CURES FOR A SICKENED WORLD - BRIAN HODGE
Had a lot of fun with this one. Hodge’s depiction of an artist taking a review literally is quite merciless, but then becomes something rather more sinister, as some dark force is unleashed and lingers beyond the final page. The distancing effect achieved by using an on-looking narrator adds impact, a vision of insanity or something worse than that through a lens of logical reason. Solid piece.
THE OCTOBER WIDOW - ANGELA SLATTER
This is the kind of story E F Benson might have written for the anthology. The tale of an ambiguously benevolent femme fatale, it raises questions about the personal and the collective, about whether what’s good for the person is good for the world, and vice versa. Compelling.
THE SLISTA - STEPHEN LAWS
Another tale I simply “didn’t get”. Its strange language and brief events were kind of lost on me. If I’m missing something, please let me know.
OUTSIDE HEAVENLY - RIO YOUERS
A superb story of dark American shenanigans, with witchy, satanic episodes and a descent into uncivilised territory. Of particular note for me was the tale’s clever structure, the way Youers knew exactly how to pace the piece and reveal key confessional material with a variety of narrative techniques. I enjoyed the hell out of this one.
THE LIFE INSPECTOR - JOHN LLEWELLYN PROBERT
Another of Probert’s fun tales of officialdom in the form of some door-knocking rep bearing a clipboard and a bunch of unusual requests. I guess this is the book’s token comic tale (you know, like the golfing episode in Dead of Night), but I think Probert has done better elsewhere. I’d have encouraged him to submit one of his usual nasty body-horror delights.
SOMETHING SINISTER IN SUNLIGHT - LISA TUTTLE
Tuttle rarely disappoints and this compelling story of truth and reality – a tad Lynchian – certainly entertained me. Its LA setting and wry Britisher bewilderment only added to the appeal. Great last few lines.
THIS VIDEO DOES NOT EXIST - NICHOLAS ROYLE
And how about a touch of the enigmatic? Better ask Royle to contribute then. And contribute he has! This is a wonderful story, weirdly comic and then viciously serious. Its domestic scenes, daily events and rooting among a home’s common detritus, are set aside images of…oh God, just read it. It goes bone-deep.
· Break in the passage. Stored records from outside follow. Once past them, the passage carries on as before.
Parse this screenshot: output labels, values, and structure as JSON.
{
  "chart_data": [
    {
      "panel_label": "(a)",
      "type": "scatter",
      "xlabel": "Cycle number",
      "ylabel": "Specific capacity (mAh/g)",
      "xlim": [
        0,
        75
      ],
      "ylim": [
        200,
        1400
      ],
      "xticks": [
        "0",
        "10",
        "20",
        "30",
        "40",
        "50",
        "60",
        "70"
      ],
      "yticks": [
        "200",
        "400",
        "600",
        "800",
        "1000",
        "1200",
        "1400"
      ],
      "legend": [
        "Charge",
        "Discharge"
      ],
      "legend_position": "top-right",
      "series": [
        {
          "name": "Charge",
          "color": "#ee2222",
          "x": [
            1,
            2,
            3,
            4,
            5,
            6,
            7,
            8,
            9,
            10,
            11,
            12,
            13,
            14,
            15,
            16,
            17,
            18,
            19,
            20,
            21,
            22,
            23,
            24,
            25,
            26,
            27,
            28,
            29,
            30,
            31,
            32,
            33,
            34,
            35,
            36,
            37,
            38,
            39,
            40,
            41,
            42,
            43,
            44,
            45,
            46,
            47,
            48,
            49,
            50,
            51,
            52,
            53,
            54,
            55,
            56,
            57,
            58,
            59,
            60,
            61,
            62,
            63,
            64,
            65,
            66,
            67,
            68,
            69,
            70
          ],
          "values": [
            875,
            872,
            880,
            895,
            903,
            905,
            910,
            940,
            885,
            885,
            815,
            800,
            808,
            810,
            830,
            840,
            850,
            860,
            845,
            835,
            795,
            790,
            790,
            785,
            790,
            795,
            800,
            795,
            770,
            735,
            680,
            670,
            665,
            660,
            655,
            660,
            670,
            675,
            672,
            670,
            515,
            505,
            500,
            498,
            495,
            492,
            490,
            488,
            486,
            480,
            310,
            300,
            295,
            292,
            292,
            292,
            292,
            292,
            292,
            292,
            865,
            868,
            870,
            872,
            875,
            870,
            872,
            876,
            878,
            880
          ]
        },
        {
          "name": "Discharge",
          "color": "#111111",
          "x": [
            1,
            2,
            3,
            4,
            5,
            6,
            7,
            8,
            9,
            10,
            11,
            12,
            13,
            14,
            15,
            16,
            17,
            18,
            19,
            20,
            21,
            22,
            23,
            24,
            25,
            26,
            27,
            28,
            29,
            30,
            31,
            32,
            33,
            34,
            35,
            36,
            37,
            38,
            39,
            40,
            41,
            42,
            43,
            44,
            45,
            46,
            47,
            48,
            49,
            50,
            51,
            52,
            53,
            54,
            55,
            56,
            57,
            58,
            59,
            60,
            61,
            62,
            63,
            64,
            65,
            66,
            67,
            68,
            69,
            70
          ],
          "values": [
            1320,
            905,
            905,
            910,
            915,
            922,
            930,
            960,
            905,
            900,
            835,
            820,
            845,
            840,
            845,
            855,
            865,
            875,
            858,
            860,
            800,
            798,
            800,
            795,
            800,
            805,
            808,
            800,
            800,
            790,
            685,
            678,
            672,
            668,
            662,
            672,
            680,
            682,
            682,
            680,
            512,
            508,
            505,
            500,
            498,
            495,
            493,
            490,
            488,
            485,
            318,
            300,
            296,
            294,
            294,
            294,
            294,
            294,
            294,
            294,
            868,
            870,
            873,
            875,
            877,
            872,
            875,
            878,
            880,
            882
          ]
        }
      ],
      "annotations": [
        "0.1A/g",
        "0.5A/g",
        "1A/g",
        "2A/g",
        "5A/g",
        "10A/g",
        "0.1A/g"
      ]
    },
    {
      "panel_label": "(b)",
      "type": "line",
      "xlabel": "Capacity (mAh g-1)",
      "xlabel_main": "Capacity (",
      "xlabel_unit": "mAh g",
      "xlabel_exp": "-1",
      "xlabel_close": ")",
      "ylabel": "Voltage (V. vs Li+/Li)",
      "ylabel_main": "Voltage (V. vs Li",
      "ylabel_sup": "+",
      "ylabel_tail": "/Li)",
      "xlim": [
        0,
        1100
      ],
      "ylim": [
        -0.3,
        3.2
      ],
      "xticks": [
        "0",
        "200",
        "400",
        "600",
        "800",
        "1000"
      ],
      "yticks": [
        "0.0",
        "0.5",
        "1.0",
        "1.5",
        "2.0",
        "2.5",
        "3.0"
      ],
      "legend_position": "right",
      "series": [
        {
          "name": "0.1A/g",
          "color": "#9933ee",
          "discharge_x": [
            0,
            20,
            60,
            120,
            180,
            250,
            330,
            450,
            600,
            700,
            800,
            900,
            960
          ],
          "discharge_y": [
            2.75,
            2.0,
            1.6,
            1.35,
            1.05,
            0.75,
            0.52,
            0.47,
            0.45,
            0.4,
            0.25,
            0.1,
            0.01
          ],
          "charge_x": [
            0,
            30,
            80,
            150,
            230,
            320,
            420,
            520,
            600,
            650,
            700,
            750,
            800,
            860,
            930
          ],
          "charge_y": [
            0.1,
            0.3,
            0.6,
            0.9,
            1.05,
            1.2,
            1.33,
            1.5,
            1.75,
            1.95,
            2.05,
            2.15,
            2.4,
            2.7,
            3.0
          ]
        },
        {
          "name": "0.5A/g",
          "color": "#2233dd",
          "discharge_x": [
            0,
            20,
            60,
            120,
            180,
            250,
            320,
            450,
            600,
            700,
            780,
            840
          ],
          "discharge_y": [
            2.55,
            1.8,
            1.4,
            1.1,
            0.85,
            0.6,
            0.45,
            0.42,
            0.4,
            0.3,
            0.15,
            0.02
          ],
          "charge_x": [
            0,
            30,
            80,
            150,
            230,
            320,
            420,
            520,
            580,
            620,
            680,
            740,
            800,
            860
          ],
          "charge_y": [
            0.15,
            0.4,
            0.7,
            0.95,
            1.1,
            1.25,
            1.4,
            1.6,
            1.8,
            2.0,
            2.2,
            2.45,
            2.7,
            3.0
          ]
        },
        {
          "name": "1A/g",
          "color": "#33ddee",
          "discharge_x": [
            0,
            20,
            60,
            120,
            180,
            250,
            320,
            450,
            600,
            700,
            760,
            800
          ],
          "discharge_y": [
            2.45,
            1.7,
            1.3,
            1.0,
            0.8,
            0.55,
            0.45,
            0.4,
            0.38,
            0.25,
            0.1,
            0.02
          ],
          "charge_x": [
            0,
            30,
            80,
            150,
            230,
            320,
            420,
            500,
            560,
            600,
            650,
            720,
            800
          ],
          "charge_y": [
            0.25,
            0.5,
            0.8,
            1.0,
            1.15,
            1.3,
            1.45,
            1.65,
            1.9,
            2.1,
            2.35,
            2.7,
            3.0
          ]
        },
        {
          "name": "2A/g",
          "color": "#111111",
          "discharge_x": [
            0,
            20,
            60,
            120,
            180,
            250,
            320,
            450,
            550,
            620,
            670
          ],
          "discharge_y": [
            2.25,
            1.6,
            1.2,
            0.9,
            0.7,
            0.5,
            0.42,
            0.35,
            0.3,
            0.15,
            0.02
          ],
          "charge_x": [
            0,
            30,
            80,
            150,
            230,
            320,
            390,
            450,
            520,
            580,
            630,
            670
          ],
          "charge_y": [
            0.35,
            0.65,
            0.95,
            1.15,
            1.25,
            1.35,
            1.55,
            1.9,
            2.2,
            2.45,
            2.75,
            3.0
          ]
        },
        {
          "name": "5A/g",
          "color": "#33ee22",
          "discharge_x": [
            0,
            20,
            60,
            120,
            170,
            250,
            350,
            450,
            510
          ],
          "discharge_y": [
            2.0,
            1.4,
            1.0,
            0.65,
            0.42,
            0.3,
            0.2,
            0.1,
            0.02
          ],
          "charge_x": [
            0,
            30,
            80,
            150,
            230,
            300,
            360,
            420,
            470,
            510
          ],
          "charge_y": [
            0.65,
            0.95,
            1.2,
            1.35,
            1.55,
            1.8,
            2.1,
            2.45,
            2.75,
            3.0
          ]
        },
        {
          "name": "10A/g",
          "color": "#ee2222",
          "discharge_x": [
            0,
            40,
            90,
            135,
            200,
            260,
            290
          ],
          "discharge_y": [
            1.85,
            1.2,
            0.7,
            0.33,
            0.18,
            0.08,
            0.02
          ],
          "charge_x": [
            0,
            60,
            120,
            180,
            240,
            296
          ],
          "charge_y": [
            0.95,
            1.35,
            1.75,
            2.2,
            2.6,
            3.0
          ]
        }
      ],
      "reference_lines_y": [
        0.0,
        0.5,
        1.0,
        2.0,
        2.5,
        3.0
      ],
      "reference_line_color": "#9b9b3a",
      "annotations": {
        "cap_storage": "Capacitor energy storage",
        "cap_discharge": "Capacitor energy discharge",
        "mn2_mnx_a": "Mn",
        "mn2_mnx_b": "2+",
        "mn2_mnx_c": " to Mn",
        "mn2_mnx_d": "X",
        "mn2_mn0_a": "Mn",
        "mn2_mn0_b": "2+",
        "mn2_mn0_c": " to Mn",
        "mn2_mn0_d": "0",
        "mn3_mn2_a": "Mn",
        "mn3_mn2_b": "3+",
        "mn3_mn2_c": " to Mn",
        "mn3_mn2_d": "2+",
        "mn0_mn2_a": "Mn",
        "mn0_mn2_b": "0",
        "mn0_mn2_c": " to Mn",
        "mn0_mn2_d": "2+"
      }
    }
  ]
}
NEWSPAPER HEART - STEPHEN VOLK
OK, other than the Marshall, the Moore, the Youers and the Royle, Campbell’s tale reigns supreme here…but what’s this? A novella by Volk, you say? Right let’s give it a go, then... And hell, if the author doesn’t turn in a tale to equal any of those just mentioned. It starts out a tad tame, just a soap opera depiction of domestic life in the 70s, with a nuclear family engaged in all their usual quirks and tensions. But then, with the introduction of the outré element, it deepens into something quite compelling, a story positively thrumming with interpretative possibilities. Volk’s prose here is disarmingly giddy and homely, loaded with common working class phrasing and many a casual cliché. But that’s all deliberate, you see. He’s trying to make this seem like your life, dear reader – the one you enjoyed (if “enjoyed” is the right word) when you were a kid, when daily anxieties induced you to turn to the dark… In short, this is a fitting ending to a book that seeks to recapture the pleasures of that period of life, eight years old (or thereabouts), with all the evils of the world awaiting you…and nothing to save you from the explosive night.
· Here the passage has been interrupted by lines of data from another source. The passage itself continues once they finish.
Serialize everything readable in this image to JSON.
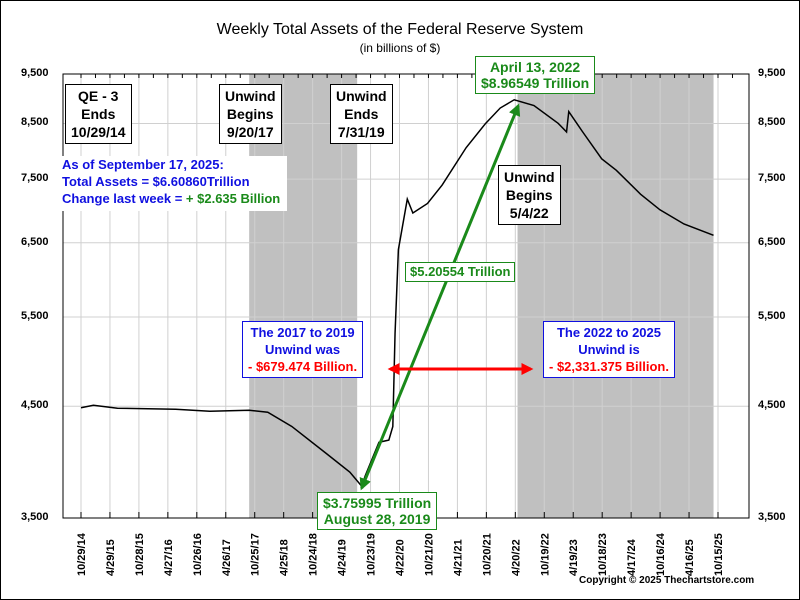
{
  "chart_data": {
    "type": "line",
    "title": "Weekly Total Assets of the Federal Reserve System",
    "subtitle": "(in billions of $)",
    "y_scale": "log",
    "ylim": [
      3500,
      9500
    ],
    "yticks": [
      "3,500",
      "4,500",
      "5,500",
      "6,500",
      "7,500",
      "8,500",
      "9,500"
    ],
    "ytick_values": [
      3500,
      4500,
      5500,
      6500,
      7500,
      8500,
      9500
    ],
    "xtick_labels": [
      "10/29/14",
      "4/29/15",
      "10/28/15",
      "4/27/16",
      "10/26/16",
      "4/26/17",
      "10/25/17",
      "4/25/18",
      "10/24/18",
      "4/24/19",
      "10/23/19",
      "4/22/20",
      "10/21/20",
      "4/21/21",
      "10/20/21",
      "4/20/22",
      "10/19/22",
      "4/19/23",
      "10/18/23",
      "4/17/24",
      "10/16/24",
      "4/16/25",
      "10/15/25"
    ],
    "grid": true,
    "series": [
      {
        "x": [
          "2014-10-29",
          "2015-01-15",
          "2015-06-15",
          "2016-06-15",
          "2017-01-15",
          "2017-09-20",
          "2018-01-15",
          "2018-06-15",
          "2019-01-15",
          "2019-06-15",
          "2019-08-28",
          "2019-09-20",
          "2019-12-15",
          "2020-02-15",
          "2020-03-11",
          "2020-03-25",
          "2020-04-15",
          "2020-06-10",
          "2020-07-15",
          "2020-10-15",
          "2021-01-15",
          "2021-06-15",
          "2021-10-15",
          "2022-01-15",
          "2022-04-13",
          "2022-08-15",
          "2023-01-15",
          "2023-03-08",
          "2023-03-22",
          "2023-06-15",
          "2023-10-15",
          "2024-01-15",
          "2024-06-15",
          "2024-10-15",
          "2025-03-15",
          "2025-09-17"
        ],
        "values": [
          4485,
          4510,
          4480,
          4470,
          4450,
          4460,
          4440,
          4300,
          4050,
          3880,
          3760,
          3850,
          4150,
          4170,
          4300,
          5300,
          6400,
          7170,
          6950,
          7100,
          7400,
          8050,
          8500,
          8800,
          8965,
          8850,
          8500,
          8340,
          8730,
          8350,
          7850,
          7650,
          7250,
          7000,
          6780,
          6609
        ]
      }
    ],
    "shaded_periods": [
      [
        "2017-09-20",
        "2019-07-31"
      ],
      [
        "2022-05-04",
        "2025-09-17"
      ]
    ],
    "annotations": {
      "qe3": [
        "QE - 3",
        "Ends",
        "10/29/14"
      ],
      "unwind_begins_2017": [
        "Unwind",
        "Begins",
        "9/20/17"
      ],
      "unwind_ends_2019": [
        "Unwind",
        "Ends",
        "7/31/19"
      ],
      "unwind_begins_2022": [
        "Unwind",
        "Begins",
        "5/4/22"
      ],
      "as_of": "As of September 17, 2025:",
      "total_assets": "Total Assets =  $6.60860Trillion",
      "change_label": "Change last week = ",
      "change_value": "+ $2.635 Billion",
      "peak": [
        "April 13, 2022",
        "$8.96549 Trillion"
      ],
      "trough": [
        "$3.75995 Trillion",
        "August 28, 2019"
      ],
      "rise": "$5.20554 Trillion",
      "unwind_2017": [
        "The 2017 to 2019",
        "Unwind was",
        "- $679.474 Billion."
      ],
      "unwind_2022": [
        "The 2022 to 2025",
        "Unwind is",
        "- $2,331.375 Billion."
      ]
    },
    "colors": {
      "line": "#000000",
      "shade": "#c0c0c0",
      "green": "#1a8a1a",
      "blue": "#1010e0",
      "red": "#ff0000"
    }
  },
  "copyright": "Copyright © 2025 Thechartstore.com"
}
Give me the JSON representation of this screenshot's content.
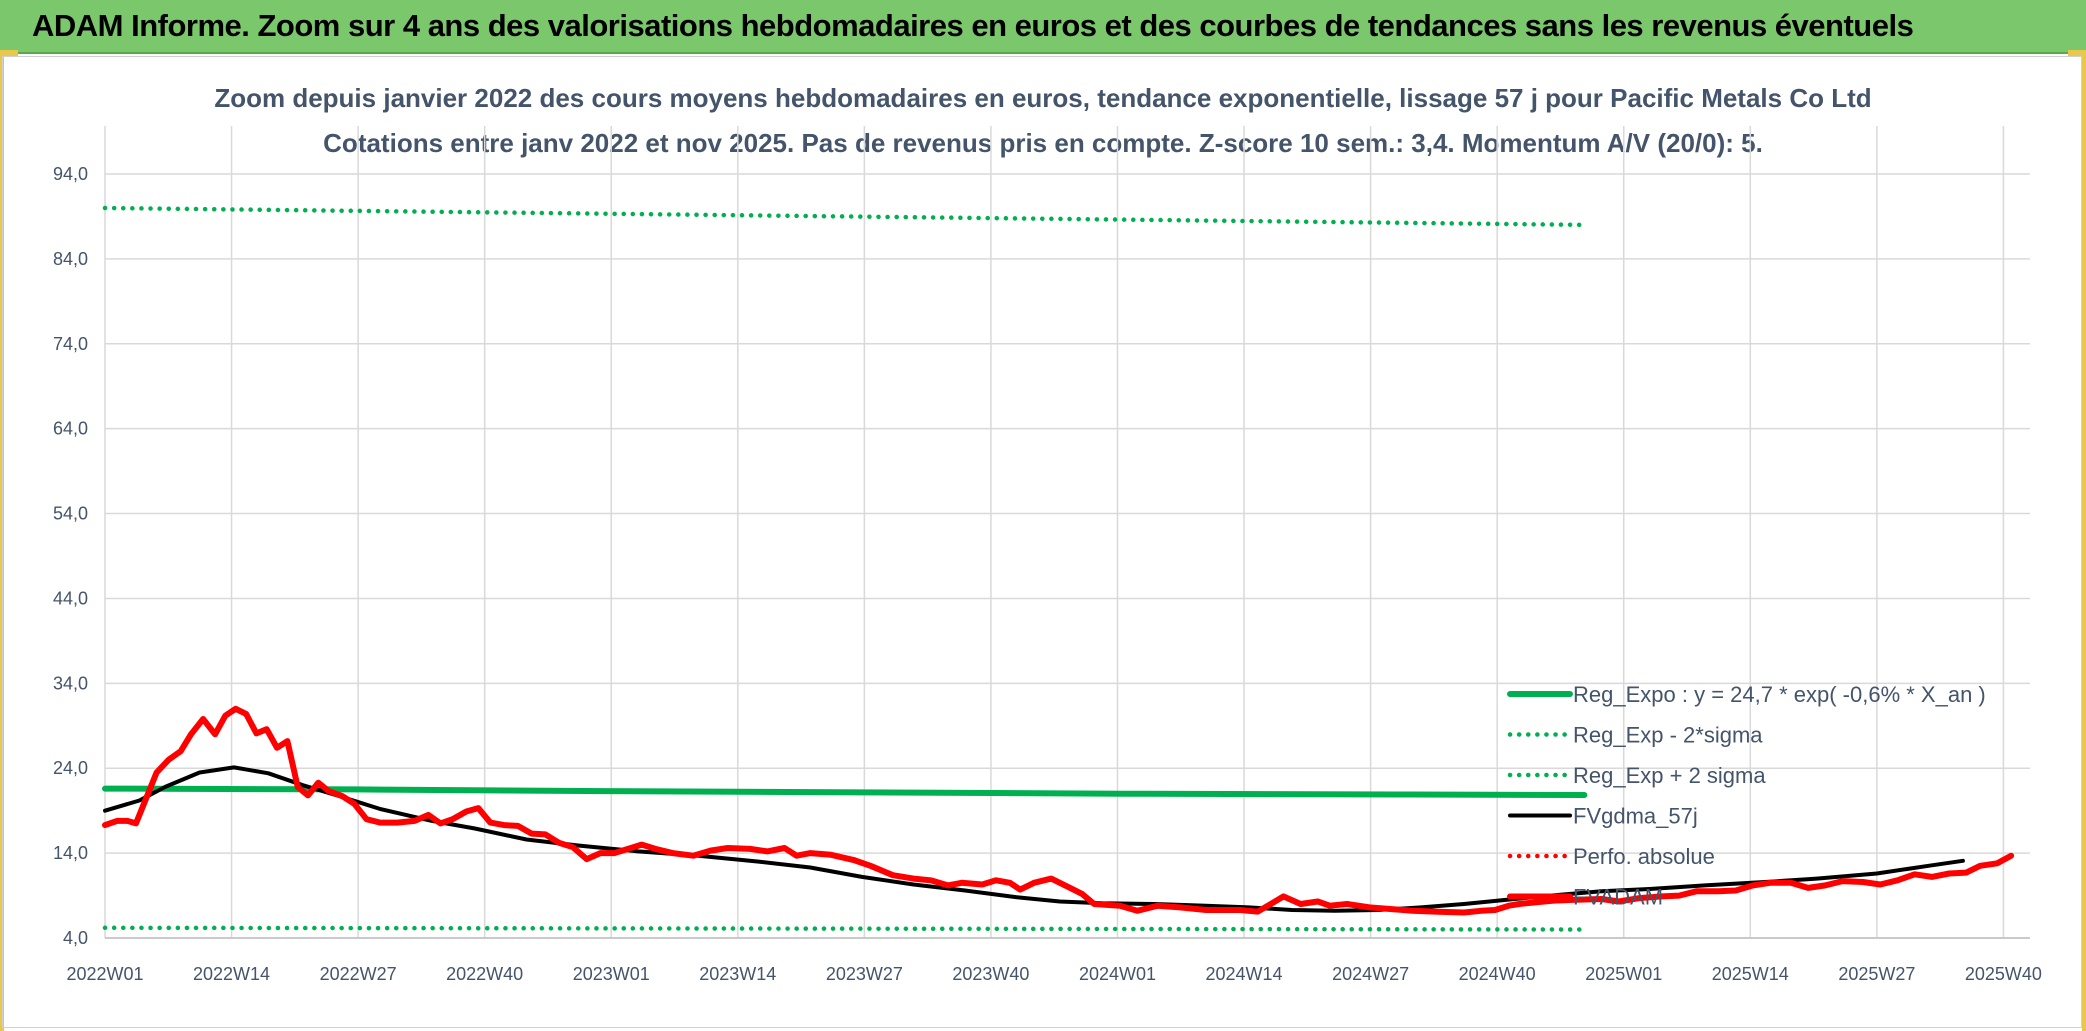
{
  "banner": {
    "title": "ADAM Informe. Zoom sur 4 ans des valorisations hebdomadaires en euros et des courbes de tendances sans les revenus éventuels"
  },
  "colors": {
    "banner": "#7bc86c",
    "grid": "#d9d9d9",
    "text": "#44546a",
    "green": "#00b050",
    "black": "#000000",
    "red": "#ff0000"
  },
  "chart_data": {
    "type": "line",
    "title": "Zoom depuis janvier 2022 des cours moyens hebdomadaires en euros, tendance exponentielle, lissage 57 j pour Pacific Metals Co Ltd",
    "subtitle": "Cotations entre janv 2022 et nov 2025. Pas de revenus pris en compte. Z-score 10 sem.: 3,4. Momentum A/V (20/0): 5.",
    "xlabel": "",
    "ylabel": "",
    "ylim": [
      4,
      99
    ],
    "y_ticks": [
      "4,0",
      "14,0",
      "24,0",
      "34,0",
      "44,0",
      "54,0",
      "64,0",
      "74,0",
      "84,0",
      "94,0"
    ],
    "x_ticks": [
      "2022W01",
      "2022W14",
      "2022W27",
      "2022W40",
      "2023W01",
      "2023W14",
      "2023W27",
      "2023W40",
      "2024W01",
      "2024W14",
      "2024W27",
      "2024W40",
      "2025W01",
      "2025W14",
      "2025W27",
      "2025W40"
    ],
    "grid": true,
    "legend_position": "bottom-right",
    "series": [
      {
        "name": "Reg_Expo : y = 24,7 * exp( -0,6% *  X_an )",
        "color": "#00b050",
        "style": "solid-thick",
        "values": [
          [
            0,
            21.6
          ],
          [
            145,
            21.5
          ],
          [
            290,
            21.3
          ],
          [
            440,
            21.15
          ],
          [
            591,
            21.0
          ],
          [
            760,
            20.9
          ],
          [
            860,
            20.85
          ]
        ]
      },
      {
        "name": "Reg_Exp - 2*sigma",
        "color": "#00b050",
        "style": "dotted",
        "values": [
          [
            0,
            5.2
          ],
          [
            860,
            5.0
          ]
        ]
      },
      {
        "name": "Reg_Exp + 2 sigma",
        "color": "#00b050",
        "style": "dotted",
        "values": [
          [
            0,
            90.0
          ],
          [
            860,
            88.0
          ]
        ]
      },
      {
        "name": "FVgdma_57j",
        "color": "#000000",
        "style": "solid",
        "values": [
          [
            0,
            19.0
          ],
          [
            20,
            20.2
          ],
          [
            35,
            21.8
          ],
          [
            55,
            23.5
          ],
          [
            75,
            24.1
          ],
          [
            95,
            23.4
          ],
          [
            115,
            22.0
          ],
          [
            135,
            20.8
          ],
          [
            160,
            19.2
          ],
          [
            190,
            17.8
          ],
          [
            215,
            16.9
          ],
          [
            245,
            15.6
          ],
          [
            275,
            14.9
          ],
          [
            310,
            14.2
          ],
          [
            345,
            13.7
          ],
          [
            380,
            13.0
          ],
          [
            410,
            12.3
          ],
          [
            440,
            11.2
          ],
          [
            470,
            10.3
          ],
          [
            500,
            9.6
          ],
          [
            530,
            8.8
          ],
          [
            555,
            8.3
          ],
          [
            580,
            8.1
          ],
          [
            610,
            8.0
          ],
          [
            640,
            7.8
          ],
          [
            665,
            7.6
          ],
          [
            690,
            7.3
          ],
          [
            715,
            7.2
          ],
          [
            740,
            7.3
          ],
          [
            765,
            7.6
          ],
          [
            790,
            8.0
          ],
          [
            815,
            8.5
          ],
          [
            840,
            9.0
          ],
          [
            870,
            9.5
          ],
          [
            900,
            9.8
          ],
          [
            930,
            10.2
          ],
          [
            965,
            10.6
          ],
          [
            995,
            11.0
          ],
          [
            1030,
            11.6
          ],
          [
            1060,
            12.5
          ],
          [
            1080,
            13.1
          ]
        ]
      },
      {
        "name": "Perfo. absolue",
        "color": "#ff0000",
        "style": "dotted",
        "values": []
      },
      {
        "name": "FVADAM",
        "color": "#ff0000",
        "style": "solid-thick",
        "values": [
          [
            0,
            17.3
          ],
          [
            7,
            17.8
          ],
          [
            13,
            17.8
          ],
          [
            18,
            17.5
          ],
          [
            25,
            21.0
          ],
          [
            30,
            23.5
          ],
          [
            37,
            25.0
          ],
          [
            44,
            26.0
          ],
          [
            50,
            28.0
          ],
          [
            57,
            29.8
          ],
          [
            64,
            28.0
          ],
          [
            70,
            30.2
          ],
          [
            76,
            31.0
          ],
          [
            82,
            30.4
          ],
          [
            88,
            28.1
          ],
          [
            94,
            28.6
          ],
          [
            100,
            26.4
          ],
          [
            106,
            27.2
          ],
          [
            112,
            21.8
          ],
          [
            118,
            20.8
          ],
          [
            124,
            22.3
          ],
          [
            130,
            21.3
          ],
          [
            138,
            20.7
          ],
          [
            145,
            19.8
          ],
          [
            152,
            18.0
          ],
          [
            160,
            17.6
          ],
          [
            170,
            17.6
          ],
          [
            180,
            17.8
          ],
          [
            188,
            18.5
          ],
          [
            195,
            17.5
          ],
          [
            202,
            18.0
          ],
          [
            210,
            18.9
          ],
          [
            217,
            19.3
          ],
          [
            224,
            17.6
          ],
          [
            232,
            17.3
          ],
          [
            240,
            17.2
          ],
          [
            248,
            16.3
          ],
          [
            256,
            16.2
          ],
          [
            264,
            15.2
          ],
          [
            272,
            14.7
          ],
          [
            280,
            13.3
          ],
          [
            288,
            14.0
          ],
          [
            296,
            14.0
          ],
          [
            304,
            14.5
          ],
          [
            312,
            15.0
          ],
          [
            320,
            14.5
          ],
          [
            330,
            14.0
          ],
          [
            342,
            13.7
          ],
          [
            352,
            14.3
          ],
          [
            362,
            14.6
          ],
          [
            375,
            14.5
          ],
          [
            385,
            14.2
          ],
          [
            395,
            14.6
          ],
          [
            402,
            13.7
          ],
          [
            410,
            14.0
          ],
          [
            422,
            13.8
          ],
          [
            435,
            13.2
          ],
          [
            445,
            12.5
          ],
          [
            458,
            11.4
          ],
          [
            470,
            11.0
          ],
          [
            480,
            10.8
          ],
          [
            490,
            10.2
          ],
          [
            498,
            10.5
          ],
          [
            510,
            10.3
          ],
          [
            518,
            10.8
          ],
          [
            526,
            10.5
          ],
          [
            532,
            9.7
          ],
          [
            540,
            10.5
          ],
          [
            550,
            11.0
          ],
          [
            560,
            10.0
          ],
          [
            568,
            9.2
          ],
          [
            575,
            8.0
          ],
          [
            590,
            7.8
          ],
          [
            600,
            7.2
          ],
          [
            612,
            7.8
          ],
          [
            625,
            7.6
          ],
          [
            640,
            7.3
          ],
          [
            660,
            7.3
          ],
          [
            670,
            7.1
          ],
          [
            676,
            7.8
          ],
          [
            685,
            8.9
          ],
          [
            695,
            8.0
          ],
          [
            705,
            8.3
          ],
          [
            712,
            7.8
          ],
          [
            722,
            8.0
          ],
          [
            735,
            7.6
          ],
          [
            748,
            7.4
          ],
          [
            760,
            7.2
          ],
          [
            775,
            7.1
          ],
          [
            790,
            7.0
          ],
          [
            800,
            7.2
          ],
          [
            808,
            7.3
          ],
          [
            816,
            7.8
          ],
          [
            822,
            8.0
          ],
          [
            832,
            8.2
          ],
          [
            842,
            8.4
          ],
          [
            855,
            8.5
          ],
          [
            870,
            8.6
          ],
          [
            880,
            8.3
          ],
          [
            892,
            8.7
          ],
          [
            905,
            8.9
          ],
          [
            915,
            9.0
          ],
          [
            925,
            9.5
          ],
          [
            938,
            9.5
          ],
          [
            948,
            9.6
          ],
          [
            958,
            10.2
          ],
          [
            968,
            10.5
          ],
          [
            980,
            10.5
          ],
          [
            990,
            9.9
          ],
          [
            1000,
            10.2
          ],
          [
            1010,
            10.7
          ],
          [
            1022,
            10.6
          ],
          [
            1032,
            10.3
          ],
          [
            1042,
            10.8
          ],
          [
            1052,
            11.5
          ],
          [
            1062,
            11.2
          ],
          [
            1072,
            11.6
          ],
          [
            1082,
            11.7
          ],
          [
            1090,
            12.5
          ],
          [
            1100,
            12.8
          ],
          [
            1108,
            13.7
          ]
        ]
      }
    ]
  }
}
And so there we have – the whole book. How did Morris do, in this, his first editorial outing as custodian of dark nostalgia? I’d say it was as good as any antho I’ve read in a while. Of course every book like this has its strong and weaker parts, and hell, some of these can be ascribed to personal taste (some folk might love the Fletcher and Laws, for instance). For me, the collection has six world class stories (Campbell, Marshall, Moore, Youers, Royle and Volk), a bunch of great ones, and the rest are rarely without interest. That makes it a really worthy book, in my view, and no fan of our beloved genre should hesitate to grab a copy.